When I started graduate school in 2009 I was coming off of several years as a professional journalist, and I thought that my dissertation would be a literary history of journalism—The Spectator through David Foster Wallace, or something like that. I first learned that those kinds of cross-period dissertations are very difficult to write, but I also started to notice something strange when looking at the earliest examples of news writing from the late seventeenth and early eighteenth centuries: these papers didn't have articles but, rather, lists of letters. Almost all of the newspapers foregrounded the fact that the authors/editors weren't doing their own reporting—they were cutting and pasting from either handwritten letters or other pamphlets and newspapers they had received in the post. And in order to distribute their aggregations, they had to use the post again, especially for news either coming from or going to provincial locations. These were practical methods, but they were also ones that bolstered the reliability of print, placing new kinds of news in the context of people’s existing epistolary networks. Consumers were taught to apply the skills they had already developed for judging circulating information to new forms of print.

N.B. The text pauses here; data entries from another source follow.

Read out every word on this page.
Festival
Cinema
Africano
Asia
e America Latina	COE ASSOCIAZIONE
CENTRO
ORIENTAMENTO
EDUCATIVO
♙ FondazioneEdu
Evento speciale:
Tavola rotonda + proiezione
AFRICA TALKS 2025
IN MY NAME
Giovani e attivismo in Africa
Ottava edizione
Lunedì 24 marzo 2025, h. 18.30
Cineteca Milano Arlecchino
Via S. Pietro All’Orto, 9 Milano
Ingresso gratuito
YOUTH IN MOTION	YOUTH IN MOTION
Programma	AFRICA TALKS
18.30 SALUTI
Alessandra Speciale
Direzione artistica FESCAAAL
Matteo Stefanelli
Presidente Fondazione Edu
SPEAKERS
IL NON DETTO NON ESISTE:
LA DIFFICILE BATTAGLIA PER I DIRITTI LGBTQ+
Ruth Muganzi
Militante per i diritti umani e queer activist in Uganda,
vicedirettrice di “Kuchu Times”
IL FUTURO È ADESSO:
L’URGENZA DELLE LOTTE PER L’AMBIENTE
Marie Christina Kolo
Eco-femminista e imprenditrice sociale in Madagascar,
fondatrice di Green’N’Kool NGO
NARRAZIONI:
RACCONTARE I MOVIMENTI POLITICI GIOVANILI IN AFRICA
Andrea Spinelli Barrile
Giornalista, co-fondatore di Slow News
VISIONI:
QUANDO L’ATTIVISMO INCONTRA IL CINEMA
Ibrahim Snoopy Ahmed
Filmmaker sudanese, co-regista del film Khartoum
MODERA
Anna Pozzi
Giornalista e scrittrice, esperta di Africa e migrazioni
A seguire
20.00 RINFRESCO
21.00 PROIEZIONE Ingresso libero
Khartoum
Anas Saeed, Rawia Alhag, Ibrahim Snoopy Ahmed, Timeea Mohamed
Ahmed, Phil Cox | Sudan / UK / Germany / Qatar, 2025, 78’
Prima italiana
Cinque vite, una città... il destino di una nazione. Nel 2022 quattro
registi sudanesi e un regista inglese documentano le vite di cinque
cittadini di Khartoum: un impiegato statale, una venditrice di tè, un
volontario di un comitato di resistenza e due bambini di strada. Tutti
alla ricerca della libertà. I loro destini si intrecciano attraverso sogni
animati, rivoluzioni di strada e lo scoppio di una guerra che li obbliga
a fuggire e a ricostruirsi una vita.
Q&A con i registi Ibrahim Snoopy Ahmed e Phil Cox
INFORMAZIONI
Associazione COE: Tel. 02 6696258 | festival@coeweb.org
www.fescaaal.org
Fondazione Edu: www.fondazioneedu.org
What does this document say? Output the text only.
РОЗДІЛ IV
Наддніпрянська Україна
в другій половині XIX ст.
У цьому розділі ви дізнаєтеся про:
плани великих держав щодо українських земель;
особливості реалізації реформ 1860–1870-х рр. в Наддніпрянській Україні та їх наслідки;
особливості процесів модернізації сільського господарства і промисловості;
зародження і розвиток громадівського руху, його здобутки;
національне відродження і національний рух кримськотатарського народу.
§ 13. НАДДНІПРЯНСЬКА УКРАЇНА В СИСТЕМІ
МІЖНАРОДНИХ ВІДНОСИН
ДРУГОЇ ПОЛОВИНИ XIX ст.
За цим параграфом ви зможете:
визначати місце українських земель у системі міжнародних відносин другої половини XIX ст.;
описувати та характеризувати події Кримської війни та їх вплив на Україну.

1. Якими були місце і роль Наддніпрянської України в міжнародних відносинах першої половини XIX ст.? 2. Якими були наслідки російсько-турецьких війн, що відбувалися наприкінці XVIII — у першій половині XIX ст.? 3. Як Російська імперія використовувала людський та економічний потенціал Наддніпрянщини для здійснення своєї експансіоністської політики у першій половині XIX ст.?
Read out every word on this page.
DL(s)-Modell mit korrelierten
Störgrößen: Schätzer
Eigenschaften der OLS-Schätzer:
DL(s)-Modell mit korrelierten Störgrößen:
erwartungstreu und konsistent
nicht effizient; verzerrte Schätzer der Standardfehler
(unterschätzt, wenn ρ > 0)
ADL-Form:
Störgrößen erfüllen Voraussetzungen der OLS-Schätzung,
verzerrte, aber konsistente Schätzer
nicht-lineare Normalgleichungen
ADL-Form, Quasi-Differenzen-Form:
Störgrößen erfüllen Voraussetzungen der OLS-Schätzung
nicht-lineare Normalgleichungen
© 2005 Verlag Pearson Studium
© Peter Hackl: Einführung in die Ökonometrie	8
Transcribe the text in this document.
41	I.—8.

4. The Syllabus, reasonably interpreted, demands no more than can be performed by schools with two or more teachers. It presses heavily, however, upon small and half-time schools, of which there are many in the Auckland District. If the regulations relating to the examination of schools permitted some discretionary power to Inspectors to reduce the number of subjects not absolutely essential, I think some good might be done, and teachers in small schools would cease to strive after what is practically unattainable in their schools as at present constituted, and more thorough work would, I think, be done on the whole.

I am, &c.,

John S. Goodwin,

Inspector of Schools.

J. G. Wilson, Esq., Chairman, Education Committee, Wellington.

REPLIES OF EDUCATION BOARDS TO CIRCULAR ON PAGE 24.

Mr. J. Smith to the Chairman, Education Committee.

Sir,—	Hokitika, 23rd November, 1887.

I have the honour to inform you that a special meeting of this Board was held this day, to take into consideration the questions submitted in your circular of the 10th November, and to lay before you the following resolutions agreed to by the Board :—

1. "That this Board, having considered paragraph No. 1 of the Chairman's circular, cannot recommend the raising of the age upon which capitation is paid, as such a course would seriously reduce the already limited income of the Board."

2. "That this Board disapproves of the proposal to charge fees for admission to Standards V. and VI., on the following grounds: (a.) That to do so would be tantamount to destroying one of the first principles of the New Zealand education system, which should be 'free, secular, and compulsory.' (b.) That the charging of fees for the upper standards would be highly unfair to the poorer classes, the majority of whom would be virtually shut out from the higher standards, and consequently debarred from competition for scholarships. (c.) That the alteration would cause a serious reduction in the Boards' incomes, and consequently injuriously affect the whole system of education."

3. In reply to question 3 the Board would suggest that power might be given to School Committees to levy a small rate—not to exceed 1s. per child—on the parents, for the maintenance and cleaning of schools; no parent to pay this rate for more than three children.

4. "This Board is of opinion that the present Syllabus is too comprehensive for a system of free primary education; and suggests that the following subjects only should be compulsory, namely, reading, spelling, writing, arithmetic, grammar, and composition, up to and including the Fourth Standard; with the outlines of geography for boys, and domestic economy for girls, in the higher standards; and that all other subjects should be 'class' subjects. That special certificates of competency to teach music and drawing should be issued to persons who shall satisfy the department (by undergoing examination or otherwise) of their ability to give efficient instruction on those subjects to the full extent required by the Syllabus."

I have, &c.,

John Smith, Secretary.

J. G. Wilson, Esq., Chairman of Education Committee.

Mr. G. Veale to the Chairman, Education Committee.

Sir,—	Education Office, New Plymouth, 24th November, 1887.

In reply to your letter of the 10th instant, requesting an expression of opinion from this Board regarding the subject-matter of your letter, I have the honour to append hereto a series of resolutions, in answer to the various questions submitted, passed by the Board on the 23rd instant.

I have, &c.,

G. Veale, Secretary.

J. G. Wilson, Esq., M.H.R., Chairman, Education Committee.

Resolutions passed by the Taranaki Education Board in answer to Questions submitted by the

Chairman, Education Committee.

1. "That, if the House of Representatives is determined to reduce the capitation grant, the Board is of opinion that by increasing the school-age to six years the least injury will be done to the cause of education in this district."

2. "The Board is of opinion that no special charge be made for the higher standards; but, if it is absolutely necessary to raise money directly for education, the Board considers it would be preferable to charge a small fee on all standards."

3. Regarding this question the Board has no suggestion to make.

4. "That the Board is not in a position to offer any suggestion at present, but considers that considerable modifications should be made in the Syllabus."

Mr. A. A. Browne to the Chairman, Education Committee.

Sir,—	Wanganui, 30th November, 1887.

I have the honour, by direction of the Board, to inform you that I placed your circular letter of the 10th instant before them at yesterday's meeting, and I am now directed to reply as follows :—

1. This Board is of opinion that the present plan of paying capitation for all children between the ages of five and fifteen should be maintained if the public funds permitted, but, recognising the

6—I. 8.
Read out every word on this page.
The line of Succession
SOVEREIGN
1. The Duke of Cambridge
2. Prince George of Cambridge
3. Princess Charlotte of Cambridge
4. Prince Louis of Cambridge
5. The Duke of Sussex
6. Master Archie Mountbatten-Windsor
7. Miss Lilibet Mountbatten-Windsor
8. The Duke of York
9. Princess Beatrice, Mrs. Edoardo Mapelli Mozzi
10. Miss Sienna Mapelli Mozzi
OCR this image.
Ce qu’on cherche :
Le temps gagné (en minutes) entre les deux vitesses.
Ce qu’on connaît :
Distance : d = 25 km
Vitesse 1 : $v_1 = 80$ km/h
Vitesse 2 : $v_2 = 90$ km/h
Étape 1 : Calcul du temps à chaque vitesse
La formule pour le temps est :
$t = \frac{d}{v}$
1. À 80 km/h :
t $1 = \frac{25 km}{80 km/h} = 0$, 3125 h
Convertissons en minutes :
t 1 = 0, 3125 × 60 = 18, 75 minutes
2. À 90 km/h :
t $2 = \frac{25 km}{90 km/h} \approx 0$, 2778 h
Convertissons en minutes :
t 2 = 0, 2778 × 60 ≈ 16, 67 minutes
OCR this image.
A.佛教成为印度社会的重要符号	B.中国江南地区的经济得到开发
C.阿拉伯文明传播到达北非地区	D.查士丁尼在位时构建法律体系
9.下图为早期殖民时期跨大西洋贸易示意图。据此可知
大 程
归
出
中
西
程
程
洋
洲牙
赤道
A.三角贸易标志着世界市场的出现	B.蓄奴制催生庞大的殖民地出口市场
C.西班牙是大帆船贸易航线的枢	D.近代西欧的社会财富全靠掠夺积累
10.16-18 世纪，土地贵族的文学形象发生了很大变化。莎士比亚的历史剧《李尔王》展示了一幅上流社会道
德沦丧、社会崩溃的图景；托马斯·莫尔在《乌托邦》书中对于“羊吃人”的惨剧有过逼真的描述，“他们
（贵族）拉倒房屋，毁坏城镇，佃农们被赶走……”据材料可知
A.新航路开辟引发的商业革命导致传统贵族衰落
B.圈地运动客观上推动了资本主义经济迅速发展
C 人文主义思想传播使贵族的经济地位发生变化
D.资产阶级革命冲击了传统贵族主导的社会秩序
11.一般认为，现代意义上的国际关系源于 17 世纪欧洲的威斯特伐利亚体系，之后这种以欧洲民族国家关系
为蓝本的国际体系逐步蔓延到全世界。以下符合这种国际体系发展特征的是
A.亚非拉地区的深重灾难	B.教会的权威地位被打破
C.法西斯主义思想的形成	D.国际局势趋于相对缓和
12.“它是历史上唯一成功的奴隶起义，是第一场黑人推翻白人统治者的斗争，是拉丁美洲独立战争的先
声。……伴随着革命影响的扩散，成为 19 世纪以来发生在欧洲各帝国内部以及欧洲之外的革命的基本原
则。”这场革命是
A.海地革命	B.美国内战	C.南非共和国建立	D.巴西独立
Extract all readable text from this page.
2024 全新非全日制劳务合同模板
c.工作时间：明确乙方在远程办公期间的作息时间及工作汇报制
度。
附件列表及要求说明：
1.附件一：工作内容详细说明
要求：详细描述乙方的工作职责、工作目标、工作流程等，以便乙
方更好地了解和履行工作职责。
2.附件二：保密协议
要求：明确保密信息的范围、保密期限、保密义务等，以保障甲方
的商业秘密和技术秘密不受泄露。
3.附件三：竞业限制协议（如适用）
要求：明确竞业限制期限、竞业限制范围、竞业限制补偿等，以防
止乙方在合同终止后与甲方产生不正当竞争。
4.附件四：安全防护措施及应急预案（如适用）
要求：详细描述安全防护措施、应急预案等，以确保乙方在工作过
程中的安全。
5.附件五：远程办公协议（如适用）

Although literary scholars are familiar with the idea that the novel originated in epistolary form, I was soon seeing letters everywhere in eighteenth-century print and trying to draw connections across a huge range of genres. My book, Writing to the World: Letters and the Origins of Modern Print Genres, highlights four key epistolary genres—the newspaper, the periodical, the novel, and the biography—to argue that letters helped writers and readers navigate new media systems in the long eighteenth century. By putting innovative kinds of writing in the form of letters, authors and publishers familiarized the still-confusing world of print. In many ways, we can see the same processes at work in our new media, where, for example, newspapers’ web pages replicate the look and organization of the printed newspaper, or where emojis insert facial expressions and real-world objects into digital text. I call these kinds of media-crossing forms “bridge genres”: ones that facilitate media shift by helping writers and readers move between old and new. The concept of the bridge genre helps explain how these transitions happen and why it is that new genres seem to proliferate at moments of media shift—from the development of genres of print in the eighteenth century to the takeoff in emails, blogs, text messages, tweets, web series, memes, GIFs, and personal essays today.
I see the letter as the key bridge genre of the long eighteenth century, a period when the epistolary genre appeared everywhere from personal correspondence to printed collections. Epistolary writing connected manuscript and print forms of communication; many of the period’s foremost innovations in genre emerged through the incorporation of letters, while at the same time letter writing expanded and diversified as a communicative practice. The personal letter was the common factor enabling a host of distinctively modern printed genres to come into being and appeal to readers; it undergirded the literary experiments that pervaded eighteenth-century print culture. In this way, Writing to the World offers a broader model for the process of genre formation in literary history: new genres arise when new media become available and accessible to a mass of users. It shows how new media are not just inflicted on us: we adapt and make pragmatic choices about how to incorporate them into our existing media diets. Rather than seeing the spread of fake news as inevitable, then, we can look to the development of systems for authenticating news in the eighteenth century to see how a long process of accommodation can eventually yield methods for placing trust in new media.
Rachael Scarborough King is an assistant professor of English at the University of California, Santa Barbara. She is the author of Writing to the World: Letters and the Origins of Modern Print Genres.